Elevate Your Credit Score with Smart Use of Personal Loans & Credit Cards
One of the most crucial eligibility parameters that lenders consider before approving loan applications is the CIBIL score. This three-digit numerical code represents your credit worthiness, and depicts whether you are a risky-free borrower or not.
In this regard, a CIBIL score of 750 or more can help you obtain personal financing conveniently and at affordable rates. However, if you do not have a healthy CIBIL score, you can boost it through a personal loan or credit card.
To know how does personal loan affect CIBIL score, read through the following sections
There are several benefits of taking a personal loan or a credit card to boost CIBIL score. Find about them below:
If you have not paid your past dues and have frequently missed instalments, the penal interest, as well as the interest on the credit card or unpaid loan, will be high. Obtaining a personal loan at low interest can help you in such a situation, as it will aid you in paying off your debts and eventually increasing your CIBIL score.
Apart from the above-mentioned point, you can consolidate your debts with a single personal loan. This will lower the interest you pay on your loans and ensure that your repayment is hassle-free via EMIs of the personal loan.
If you are wondering “how does personal loan affect credit score?” then you must know that, in the short-term a personal loan can pull your credit score down. However, if you make regular EMI repayments, you do not need to worry, as this will eventually increase your score.
Note that defaulting on your loan repayment can significantly hamper your CIBIL score.
Your answer to ‘does personal loan affect CIBIL score’ lies in the way you utilise your credit. Obtaining a personal loan can help you in the following ways:
Through a personal loan, you can repay your existing debts with ease without worrying about loan defaulting. This improves your credit history.
When you maintain a good credit mix between credit cards and secured and unsecured financing, you boost your CIBIL score. You can leverage a personal loan to help you attain this objective.
Note the following points to boost your CIBIL score while repaying your personal financing:
Multiple personal loan applications depict that you are credit hungry and might not repay the loan on time. This, in turn, puts a negative impact and can harm your credit score.
Credit utilisation refers to the amount you owe with respect to the spending limit on your credit card. Most individuals have a mix of revolving credit lines with high interest rates. You can reduce your credit utilisation through a personal loan.

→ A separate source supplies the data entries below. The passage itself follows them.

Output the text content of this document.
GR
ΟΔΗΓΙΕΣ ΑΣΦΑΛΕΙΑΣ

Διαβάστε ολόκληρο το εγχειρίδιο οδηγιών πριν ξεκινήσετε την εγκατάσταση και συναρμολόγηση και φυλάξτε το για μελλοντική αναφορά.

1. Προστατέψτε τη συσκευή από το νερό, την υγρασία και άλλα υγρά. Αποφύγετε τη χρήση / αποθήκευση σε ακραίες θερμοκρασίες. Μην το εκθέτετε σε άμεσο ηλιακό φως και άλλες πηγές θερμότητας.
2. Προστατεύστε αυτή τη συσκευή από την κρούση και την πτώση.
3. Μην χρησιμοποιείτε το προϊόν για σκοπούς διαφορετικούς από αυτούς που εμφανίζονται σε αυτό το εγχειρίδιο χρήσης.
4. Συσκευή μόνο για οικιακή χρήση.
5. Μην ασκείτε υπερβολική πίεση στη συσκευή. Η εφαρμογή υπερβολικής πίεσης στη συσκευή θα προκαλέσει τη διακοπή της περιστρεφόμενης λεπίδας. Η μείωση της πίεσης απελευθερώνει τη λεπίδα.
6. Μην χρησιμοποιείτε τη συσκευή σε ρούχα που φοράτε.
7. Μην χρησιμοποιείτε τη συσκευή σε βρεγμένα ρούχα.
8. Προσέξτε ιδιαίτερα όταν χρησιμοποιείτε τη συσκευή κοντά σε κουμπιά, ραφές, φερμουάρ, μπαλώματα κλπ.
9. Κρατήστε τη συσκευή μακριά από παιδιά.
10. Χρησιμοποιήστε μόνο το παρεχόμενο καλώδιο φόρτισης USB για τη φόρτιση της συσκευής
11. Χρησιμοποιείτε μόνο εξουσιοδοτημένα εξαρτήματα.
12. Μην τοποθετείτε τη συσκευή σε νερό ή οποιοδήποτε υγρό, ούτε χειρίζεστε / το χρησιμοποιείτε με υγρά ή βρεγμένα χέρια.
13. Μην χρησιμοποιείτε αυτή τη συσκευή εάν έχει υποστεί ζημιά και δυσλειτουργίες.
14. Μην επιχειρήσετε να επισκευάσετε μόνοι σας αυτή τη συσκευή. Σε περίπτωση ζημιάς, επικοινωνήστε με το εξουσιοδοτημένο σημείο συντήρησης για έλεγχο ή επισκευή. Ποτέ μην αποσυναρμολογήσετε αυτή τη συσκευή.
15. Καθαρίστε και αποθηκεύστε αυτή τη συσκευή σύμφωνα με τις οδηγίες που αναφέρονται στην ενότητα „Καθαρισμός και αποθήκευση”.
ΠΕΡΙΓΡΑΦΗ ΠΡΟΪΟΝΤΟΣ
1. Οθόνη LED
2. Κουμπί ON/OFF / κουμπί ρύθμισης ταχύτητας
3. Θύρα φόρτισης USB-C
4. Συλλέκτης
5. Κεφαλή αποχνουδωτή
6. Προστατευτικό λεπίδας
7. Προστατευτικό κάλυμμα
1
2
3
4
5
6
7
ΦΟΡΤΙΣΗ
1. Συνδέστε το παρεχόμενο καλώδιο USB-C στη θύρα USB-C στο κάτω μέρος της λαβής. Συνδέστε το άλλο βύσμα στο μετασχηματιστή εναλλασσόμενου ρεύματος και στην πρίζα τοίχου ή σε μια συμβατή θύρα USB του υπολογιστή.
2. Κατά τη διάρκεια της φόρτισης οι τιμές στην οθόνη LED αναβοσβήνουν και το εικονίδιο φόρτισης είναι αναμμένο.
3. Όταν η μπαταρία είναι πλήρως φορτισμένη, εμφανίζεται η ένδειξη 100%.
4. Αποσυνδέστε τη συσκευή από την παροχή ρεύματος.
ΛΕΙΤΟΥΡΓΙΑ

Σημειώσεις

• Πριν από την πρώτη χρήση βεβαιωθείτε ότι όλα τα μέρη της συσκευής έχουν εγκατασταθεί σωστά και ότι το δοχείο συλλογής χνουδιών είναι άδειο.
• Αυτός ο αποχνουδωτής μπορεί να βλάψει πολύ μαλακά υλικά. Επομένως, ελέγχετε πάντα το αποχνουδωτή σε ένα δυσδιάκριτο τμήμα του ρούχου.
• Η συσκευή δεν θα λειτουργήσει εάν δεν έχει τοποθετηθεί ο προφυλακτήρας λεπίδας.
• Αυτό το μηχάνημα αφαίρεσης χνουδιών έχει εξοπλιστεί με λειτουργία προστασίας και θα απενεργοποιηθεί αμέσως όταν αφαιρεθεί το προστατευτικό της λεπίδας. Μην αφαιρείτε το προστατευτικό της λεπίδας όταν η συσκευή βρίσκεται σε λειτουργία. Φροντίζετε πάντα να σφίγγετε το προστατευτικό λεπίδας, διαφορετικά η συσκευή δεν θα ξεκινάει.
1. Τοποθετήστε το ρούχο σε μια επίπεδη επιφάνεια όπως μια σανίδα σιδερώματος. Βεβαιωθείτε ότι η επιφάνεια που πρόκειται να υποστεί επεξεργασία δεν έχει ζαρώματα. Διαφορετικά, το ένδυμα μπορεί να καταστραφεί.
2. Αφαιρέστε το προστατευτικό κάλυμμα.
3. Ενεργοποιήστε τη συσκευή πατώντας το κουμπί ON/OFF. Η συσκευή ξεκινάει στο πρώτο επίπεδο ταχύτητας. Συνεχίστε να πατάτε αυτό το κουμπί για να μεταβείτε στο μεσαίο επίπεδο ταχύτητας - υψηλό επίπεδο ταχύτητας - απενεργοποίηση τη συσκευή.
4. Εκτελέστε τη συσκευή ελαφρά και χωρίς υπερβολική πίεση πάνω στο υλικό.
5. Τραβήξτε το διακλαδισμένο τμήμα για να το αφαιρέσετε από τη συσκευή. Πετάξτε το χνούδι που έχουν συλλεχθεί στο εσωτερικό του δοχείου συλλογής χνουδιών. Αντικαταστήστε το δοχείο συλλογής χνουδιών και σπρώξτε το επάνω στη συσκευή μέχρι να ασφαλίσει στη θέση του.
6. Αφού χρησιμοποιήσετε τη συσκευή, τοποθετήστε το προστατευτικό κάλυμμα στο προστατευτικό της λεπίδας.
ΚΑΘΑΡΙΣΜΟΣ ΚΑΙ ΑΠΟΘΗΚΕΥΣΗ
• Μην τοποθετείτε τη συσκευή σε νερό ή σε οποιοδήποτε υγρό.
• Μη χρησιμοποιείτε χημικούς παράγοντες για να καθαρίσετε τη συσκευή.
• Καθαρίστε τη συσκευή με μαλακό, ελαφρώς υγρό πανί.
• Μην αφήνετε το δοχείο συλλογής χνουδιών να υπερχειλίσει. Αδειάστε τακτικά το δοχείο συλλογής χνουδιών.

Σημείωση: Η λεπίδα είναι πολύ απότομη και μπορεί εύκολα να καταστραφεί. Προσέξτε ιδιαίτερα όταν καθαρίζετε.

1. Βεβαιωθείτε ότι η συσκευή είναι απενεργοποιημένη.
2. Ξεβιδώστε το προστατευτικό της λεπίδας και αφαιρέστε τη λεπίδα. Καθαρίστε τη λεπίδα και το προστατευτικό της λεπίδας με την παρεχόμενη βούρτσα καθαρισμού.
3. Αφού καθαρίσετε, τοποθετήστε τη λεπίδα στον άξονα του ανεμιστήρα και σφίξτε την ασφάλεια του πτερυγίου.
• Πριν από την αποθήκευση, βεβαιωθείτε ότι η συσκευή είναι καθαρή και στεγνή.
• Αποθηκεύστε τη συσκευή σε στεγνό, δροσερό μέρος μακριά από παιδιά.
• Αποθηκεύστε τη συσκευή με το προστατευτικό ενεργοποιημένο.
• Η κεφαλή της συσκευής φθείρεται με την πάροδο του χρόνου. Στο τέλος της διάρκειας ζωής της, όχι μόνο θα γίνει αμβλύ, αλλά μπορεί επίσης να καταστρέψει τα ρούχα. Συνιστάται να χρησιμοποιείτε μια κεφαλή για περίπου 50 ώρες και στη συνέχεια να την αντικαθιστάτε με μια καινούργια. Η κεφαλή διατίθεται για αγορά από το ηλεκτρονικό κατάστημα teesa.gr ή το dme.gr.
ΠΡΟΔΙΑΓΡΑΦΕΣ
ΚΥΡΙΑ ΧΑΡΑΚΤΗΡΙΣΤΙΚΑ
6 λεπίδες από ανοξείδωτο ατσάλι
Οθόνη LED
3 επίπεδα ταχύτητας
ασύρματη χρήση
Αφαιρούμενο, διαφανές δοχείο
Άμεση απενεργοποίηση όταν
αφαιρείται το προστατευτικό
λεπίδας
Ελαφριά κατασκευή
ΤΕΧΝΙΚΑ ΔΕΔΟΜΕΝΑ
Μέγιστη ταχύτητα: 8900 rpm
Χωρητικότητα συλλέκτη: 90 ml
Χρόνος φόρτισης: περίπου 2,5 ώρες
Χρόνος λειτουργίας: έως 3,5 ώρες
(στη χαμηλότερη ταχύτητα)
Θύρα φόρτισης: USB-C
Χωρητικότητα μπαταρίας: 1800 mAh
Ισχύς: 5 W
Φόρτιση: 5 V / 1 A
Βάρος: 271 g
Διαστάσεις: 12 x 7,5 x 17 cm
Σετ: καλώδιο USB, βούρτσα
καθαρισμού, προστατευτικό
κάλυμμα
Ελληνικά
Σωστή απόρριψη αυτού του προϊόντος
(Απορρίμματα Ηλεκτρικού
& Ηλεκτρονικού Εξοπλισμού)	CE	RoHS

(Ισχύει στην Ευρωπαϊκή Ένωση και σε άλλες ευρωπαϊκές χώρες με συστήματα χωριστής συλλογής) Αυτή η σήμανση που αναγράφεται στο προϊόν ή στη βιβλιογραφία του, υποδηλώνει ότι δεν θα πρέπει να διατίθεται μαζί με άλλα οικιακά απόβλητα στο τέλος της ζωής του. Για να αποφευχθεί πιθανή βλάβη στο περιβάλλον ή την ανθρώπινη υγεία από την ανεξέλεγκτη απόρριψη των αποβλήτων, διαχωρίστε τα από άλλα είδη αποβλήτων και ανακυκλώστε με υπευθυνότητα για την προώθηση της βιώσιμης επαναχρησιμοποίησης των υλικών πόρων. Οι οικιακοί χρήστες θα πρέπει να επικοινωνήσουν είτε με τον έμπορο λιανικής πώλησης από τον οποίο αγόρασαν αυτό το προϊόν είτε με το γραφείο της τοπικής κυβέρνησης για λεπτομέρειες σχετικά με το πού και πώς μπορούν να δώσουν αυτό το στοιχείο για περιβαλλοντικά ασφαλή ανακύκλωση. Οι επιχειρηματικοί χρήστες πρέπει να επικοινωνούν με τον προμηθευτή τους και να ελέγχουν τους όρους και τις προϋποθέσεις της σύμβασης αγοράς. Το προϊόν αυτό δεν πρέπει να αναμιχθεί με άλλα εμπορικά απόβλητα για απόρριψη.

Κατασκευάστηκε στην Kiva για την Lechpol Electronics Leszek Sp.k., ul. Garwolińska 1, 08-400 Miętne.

One of the most crucial tips to increase your credit score is to make timely payments of your due. Consider repaying your existing dues on time to boost your credit score.
Apart from knowing how personal loan affects credit score, you must know that you can boost your score through the wise usage of credit card as well. Know more in the below pointers:
In recent years, more and more individuals are considering obtaining a credit card, owing to its ease of usage and ready availability of credit. As per March 2022 data by the Reserve Bank of India, the average spend by credit card users in India was around Rs. 14,500 per month.
Similar to a personal loan, paying your credit card bills on time will help you steer clear of heavy interest rates. Additionally, it will increase your credit score gradually.
Upon failing to repay your loan, you may consider approaching your bank to settle your deal. However, this can have a negative impact on your CIBIL score, as it shows that you have not actually paid off your credit. To avoid this, you need to talk with your card issuers and change the “settle” status to “closed”.
To know does personal loan affect CIBIL score, you must note down a few personal loan habits that can impact your credit score negatively:
When a lender runs an inquiry on your CIBIL score, it is called a hard inquiry. Subsequent hard inquiries can have a negative impact on your credit score, though slightly.
Applying or obtaining too many debts at the same time depicts your credit hungry behaviour and shows that you might not repay your debts on time. This negatively hampers your CIBIL score.
Indeed, paying off your loan answers all your doubts regarding “does personal loan affect CIBIL score.” Note that when you pay your loan on time, you boost your repayment history. This boosts your credit score.